Jusqu’à présent malheureusement, le mouvement lui-même n’a pas beaucoup mûri. Il n’est pas entré dans le stade de la définition de slogans et de revendications radicales. 

Il avance en effet sous la forme d’affrontements de rue entre les forces de répression et des jeunes combatifs qui prennent ensuite la fuite pour ne pas se faire arrêter, et de rassemblements de protestation organisés par des groupes de citoyen∙nes se renouvelant sans cesse.
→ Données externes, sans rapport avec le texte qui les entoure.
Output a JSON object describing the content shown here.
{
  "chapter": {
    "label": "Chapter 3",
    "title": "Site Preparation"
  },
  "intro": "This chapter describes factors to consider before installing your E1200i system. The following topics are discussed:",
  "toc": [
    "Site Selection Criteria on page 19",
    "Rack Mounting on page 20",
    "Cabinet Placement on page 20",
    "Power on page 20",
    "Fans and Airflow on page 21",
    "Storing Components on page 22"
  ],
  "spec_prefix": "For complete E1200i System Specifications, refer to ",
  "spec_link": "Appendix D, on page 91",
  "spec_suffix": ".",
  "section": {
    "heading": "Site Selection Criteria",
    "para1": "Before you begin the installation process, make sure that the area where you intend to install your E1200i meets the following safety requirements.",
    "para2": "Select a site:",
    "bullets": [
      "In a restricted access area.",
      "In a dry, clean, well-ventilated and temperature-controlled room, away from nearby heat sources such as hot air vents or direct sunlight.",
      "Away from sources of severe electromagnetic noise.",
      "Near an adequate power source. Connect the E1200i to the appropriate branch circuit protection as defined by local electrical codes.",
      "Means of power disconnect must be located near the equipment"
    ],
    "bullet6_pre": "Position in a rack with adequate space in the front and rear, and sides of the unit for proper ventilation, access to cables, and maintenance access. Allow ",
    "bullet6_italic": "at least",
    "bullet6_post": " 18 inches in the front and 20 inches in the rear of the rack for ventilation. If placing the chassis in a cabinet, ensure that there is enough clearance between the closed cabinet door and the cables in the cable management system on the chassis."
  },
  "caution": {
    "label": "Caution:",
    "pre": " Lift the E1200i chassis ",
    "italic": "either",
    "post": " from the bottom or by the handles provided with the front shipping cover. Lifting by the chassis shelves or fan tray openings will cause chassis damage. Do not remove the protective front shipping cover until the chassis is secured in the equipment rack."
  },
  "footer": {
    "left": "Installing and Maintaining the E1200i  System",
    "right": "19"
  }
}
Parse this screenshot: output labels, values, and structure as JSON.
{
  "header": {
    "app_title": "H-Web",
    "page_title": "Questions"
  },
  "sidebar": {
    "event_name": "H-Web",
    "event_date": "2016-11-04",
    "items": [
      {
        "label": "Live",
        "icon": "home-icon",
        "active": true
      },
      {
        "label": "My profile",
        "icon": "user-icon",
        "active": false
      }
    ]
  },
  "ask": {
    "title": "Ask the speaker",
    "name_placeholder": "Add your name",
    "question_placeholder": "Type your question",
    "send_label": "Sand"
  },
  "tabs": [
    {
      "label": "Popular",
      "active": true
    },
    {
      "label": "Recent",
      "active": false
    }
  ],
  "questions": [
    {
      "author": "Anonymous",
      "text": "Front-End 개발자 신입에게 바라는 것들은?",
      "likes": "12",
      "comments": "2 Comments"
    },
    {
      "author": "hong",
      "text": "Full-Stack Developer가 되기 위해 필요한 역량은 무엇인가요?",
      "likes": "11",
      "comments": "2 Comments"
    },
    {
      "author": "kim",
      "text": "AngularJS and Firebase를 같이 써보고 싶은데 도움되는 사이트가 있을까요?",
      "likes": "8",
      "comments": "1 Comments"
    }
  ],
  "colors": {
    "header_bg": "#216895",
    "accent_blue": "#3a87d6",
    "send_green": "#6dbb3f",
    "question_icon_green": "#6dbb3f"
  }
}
Dans les manifestations, le mouvement social des travailleurs et travailleuses, des femmes, des minorités ethniques etc. ne prend pas encore la forme de cortèges affichant leurs identités sociales spécifiques par le biais de drapeaux ou de revendications propres. Toutes et tous participent au soulèvement à titre individuel, en tant que simples citoyen∙nes. Il faut dire que la virulence de la répression empêche ce mode d’expression et d’organisation.

Une telle situation de non-différenciation a débouché sur une « division du travail », non écrite mais claire, en ce qui concerne le processus de renversement du régime : certain∙es se battent et versent leur sang sur le champ de bataille, d’autres, à l’extérieur des frontières, complotent pour s’emparer ensuite du butin de guerre. La mission du premier groupe serait de renverser le régime, et celle du second de prendre la suite de celui-ci.
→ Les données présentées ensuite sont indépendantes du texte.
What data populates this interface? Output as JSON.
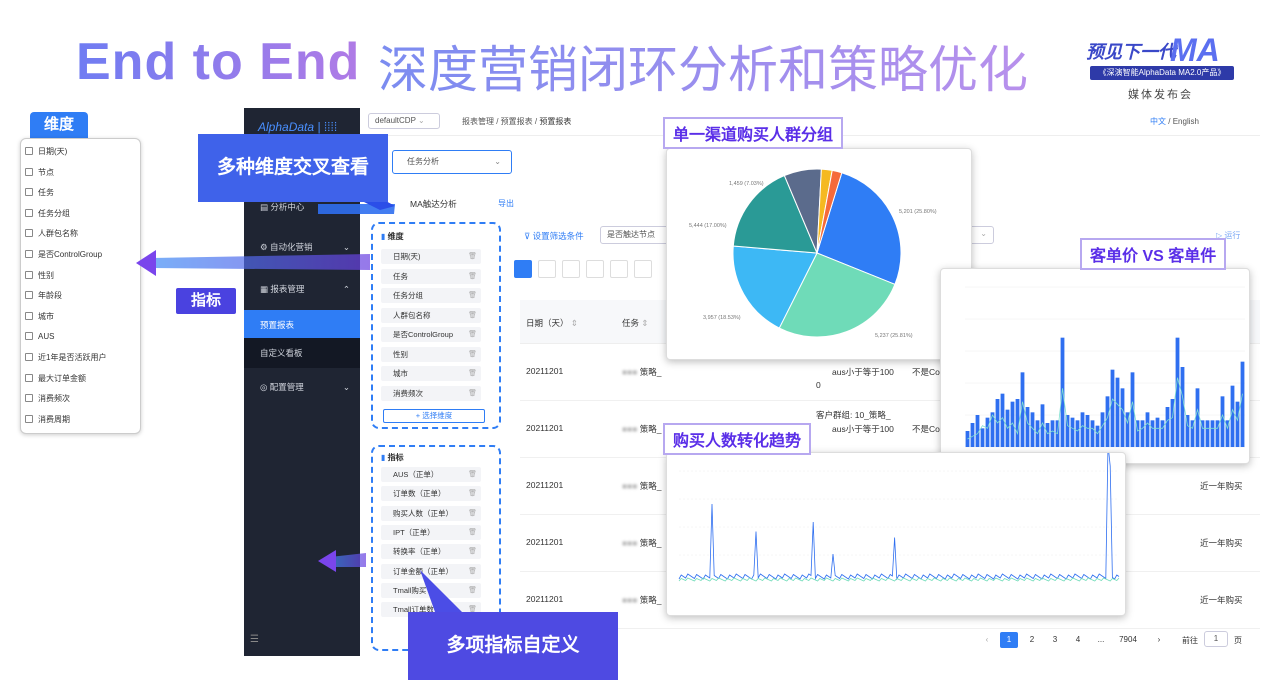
{
  "title": {
    "en": "End to End",
    "cn": "深度营销闭环分析和策略优化"
  },
  "logo": {
    "top": "预见下一代",
    "ma": "MA",
    "bar": "《深演智能AlphaData MA2.0产品》",
    "sub": "媒体发布会"
  },
  "dim_panel": {
    "tag": "维度",
    "items": [
      "日期(天)",
      "节点",
      "任务",
      "任务分组",
      "人群包名称",
      "是否ControlGroup",
      "性别",
      "年龄段",
      "城市",
      "AUS",
      "近1年是否活跃用户",
      "最大订单金额",
      "消费频次",
      "消费周期"
    ]
  },
  "callouts": {
    "multi_dim": "多种维度交叉查看",
    "metrics": "指标",
    "multi_metric": "多项指标自定义"
  },
  "sidebar": {
    "logo": "AlphaData | ⁞⁞⁞⁞",
    "items": [
      "分析中心",
      "自动化营销",
      "报表管理",
      "预置报表",
      "自定义看板",
      "配置管理"
    ],
    "footer_icon": "menu-icon"
  },
  "topbar": {
    "cdp": "defaultCDP",
    "breadcrumb": [
      "报表管理",
      "预置报表",
      "预置报表"
    ],
    "lang_cn": "中文",
    "lang_en": "English",
    "lang_sep": "/"
  },
  "main": {
    "task_select": "任务分析",
    "report_name": "MA触达分析",
    "export": "导出",
    "filter_label": "设置筛选条件",
    "filter_node": "是否触达节点",
    "run": "运行"
  },
  "dim_box": {
    "label": "维度",
    "items": [
      "日期(天)",
      "任务",
      "任务分组",
      "人群包名称",
      "是否ControlGroup",
      "性别",
      "城市",
      "消费频次"
    ],
    "add": "+ 选择维度"
  },
  "metric_box": {
    "label": "指标",
    "items": [
      "AUS（正单）",
      "订单数（正单）",
      "购买人数（正单）",
      "IPT（正单）",
      "转换率（正单）",
      "订单金额（正单）",
      "Tmall购买",
      "Tmall订单数"
    ]
  },
  "table": {
    "headers": [
      "日期（天）",
      "任务"
    ],
    "rows": [
      {
        "date": "20211201",
        "task": "策略_",
        "c3": "aus小于等于100",
        "c3b": "0",
        "c4": "不是Co"
      },
      {
        "date": "20211201",
        "task": "策略_",
        "c3a": "客户群组: 10_策略_",
        "c3": "aus小于等于100",
        "c4": "不是Co"
      },
      {
        "date": "20211201",
        "task": "策略_",
        "c5": "近一年购买"
      },
      {
        "date": "20211201",
        "task": "策略_",
        "c5": "近一年购买"
      },
      {
        "date": "20211201",
        "task": "策略_",
        "c5": "近一年购买"
      }
    ]
  },
  "pagination": {
    "pages": [
      "1",
      "2",
      "3",
      "4",
      "...",
      "7904"
    ],
    "goto": "前往",
    "goto_value": "1",
    "page_unit": "页"
  },
  "charts": {
    "pie_title": "单一渠道购买人群分组",
    "bar_title": "客单价 VS 客单件",
    "line_title": "购买人数转化趋势",
    "pie_labels": [
      "1,459 (7.03%)",
      "5,444 (17.00%)",
      "3,957 (18.53%)",
      "5,237 (25.81%)",
      "5,201 (25.80%)"
    ]
  },
  "chart_data": [
    {
      "type": "pie",
      "title": "单一渠道购买人群分组",
      "values": [
        25.8,
        25.81,
        18.53,
        17.0,
        7.03,
        2.03,
        1.84
      ],
      "colors": [
        "#2f7df5",
        "#6fdbb8",
        "#3db8f5",
        "#2a9a96",
        "#5b6b8c",
        "#f5b921",
        "#f56a3a"
      ]
    },
    {
      "type": "bar",
      "title": "客单价 VS 客单件",
      "ylim": [
        0,
        6000
      ],
      "values": [
        600,
        900,
        1200,
        700,
        1100,
        1300,
        1800,
        2000,
        1400,
        1700,
        1800,
        2800,
        1500,
        1300,
        1000,
        1600,
        900,
        1000,
        1000,
        4100,
        1200,
        1100,
        1000,
        1300,
        1200,
        1000,
        800,
        1300,
        1900,
        2900,
        2600,
        2200,
        1300,
        2800,
        1000,
        1000,
        1300,
        1000,
        1100,
        1000,
        1500,
        1800,
        4100,
        3000,
        1200,
        1000,
        2200,
        1000,
        1000,
        1000,
        1000,
        1900,
        1000,
        2300,
        1700,
        3200
      ],
      "line": [
        300,
        400,
        500,
        800,
        700,
        1200,
        900,
        1100,
        700,
        900,
        500,
        1700,
        900,
        700,
        500,
        900,
        500,
        600,
        500,
        2200,
        800,
        700,
        600,
        800,
        700,
        700,
        500,
        800,
        1100,
        1800,
        1600,
        1400,
        900,
        1700,
        600,
        700,
        900,
        700,
        700,
        700,
        1000,
        1100,
        2600,
        1900,
        800,
        700,
        1400,
        700,
        700,
        700,
        700,
        1200,
        700,
        1400,
        1000,
        2000
      ]
    },
    {
      "type": "line",
      "title": "购买人数转化趋势",
      "ylim": [
        0,
        1000
      ]
    }
  ],
  "colors": {
    "accent": "#2f7df5",
    "callout": "#3f4fe0",
    "sidebar": "#1f2533"
  }
}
Avant septembre 2022, seule l’opposition de gauche et révolutionnaire était partisane d’un renversement du pouvoir par le peuple. L’opposition de droite en exil s’en remettait à une intervention militaire de l’impérialiste pour en finir avec la République islamique.
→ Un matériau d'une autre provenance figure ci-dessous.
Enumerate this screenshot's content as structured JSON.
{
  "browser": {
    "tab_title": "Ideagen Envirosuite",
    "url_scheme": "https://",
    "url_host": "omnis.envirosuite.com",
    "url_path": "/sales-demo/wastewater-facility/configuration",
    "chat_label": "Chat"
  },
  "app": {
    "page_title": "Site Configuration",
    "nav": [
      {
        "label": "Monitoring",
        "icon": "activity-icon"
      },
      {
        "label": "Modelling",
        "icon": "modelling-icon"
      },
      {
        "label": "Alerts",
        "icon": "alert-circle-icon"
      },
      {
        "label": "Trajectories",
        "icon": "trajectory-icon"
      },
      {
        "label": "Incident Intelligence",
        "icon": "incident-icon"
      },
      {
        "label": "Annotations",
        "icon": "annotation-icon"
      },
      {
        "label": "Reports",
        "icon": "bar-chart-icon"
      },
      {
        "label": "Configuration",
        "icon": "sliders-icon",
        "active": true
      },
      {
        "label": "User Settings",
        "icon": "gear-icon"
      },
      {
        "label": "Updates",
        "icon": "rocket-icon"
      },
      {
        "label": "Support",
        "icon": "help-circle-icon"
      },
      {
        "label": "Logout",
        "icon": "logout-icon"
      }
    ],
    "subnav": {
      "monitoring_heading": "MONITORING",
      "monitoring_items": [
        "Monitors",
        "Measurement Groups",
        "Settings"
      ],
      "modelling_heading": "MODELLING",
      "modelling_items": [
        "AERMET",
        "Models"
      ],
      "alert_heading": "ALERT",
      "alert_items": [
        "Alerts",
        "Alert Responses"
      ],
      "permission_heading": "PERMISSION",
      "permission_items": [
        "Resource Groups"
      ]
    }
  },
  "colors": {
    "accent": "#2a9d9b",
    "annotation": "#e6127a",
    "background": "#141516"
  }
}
Cette même droite iranienne se réclame maintenant du soulèvement en cours et espère pouvoir ensuite s’emparer du pouvoir. Mais elle redoute, à juste titre, que les mobilisations populaires se poursuivent après la chute du régime islamique. Ses différentes fractions multiplient donc les contacts avec les différentes grandes puissances étrangères pour voir lesquelles pourraient, une fois le régime renversé, la parachuter à Téhéran et l’installer au pouvoir.

 

Les principales différences avec 1979

 

Le soulèvement actuel évolue dans des conditions très différentes de celui ayant renversé le Chah. En 1979, la grande majorité des Iranien∙nes, religieux et laïcs, urbains et ruraux, alphabétisés et analphabètes, intellectuel∙les et n’ayant pas fait d’études, écœuré∙es par le régime du Chah et n’ayant aucun projet d’avenir, étaient uni∙es autour du slogan « Mort au Chah ! »

Aujourd’hui, les Iranien∙nes qui luttent ensemble dans la rue pour renverser le régime, ont des projets d’avenir, en particulier parmi la jeune génération, les femmes et les travailleurs et travailleuses. Contrairement à 1979, ils et elles ne constituent pas une masse grégaire prête à s’en remettre à un « sauveur suprême »

Il s’agit là d’un changement qualitatif par rapport à cette époque. Cependant, le fait qu’il n’y ait toujours pas dans les manifestations de cortèges exprimant les revendications spécifiques aux groupes sociaux représentés, est une faiblesse stratégique potentiellement dangereuse. Une faille, que les think tanks de tous les opposant∙es de droite et des puissances impérialistes essaient de mettre à profit.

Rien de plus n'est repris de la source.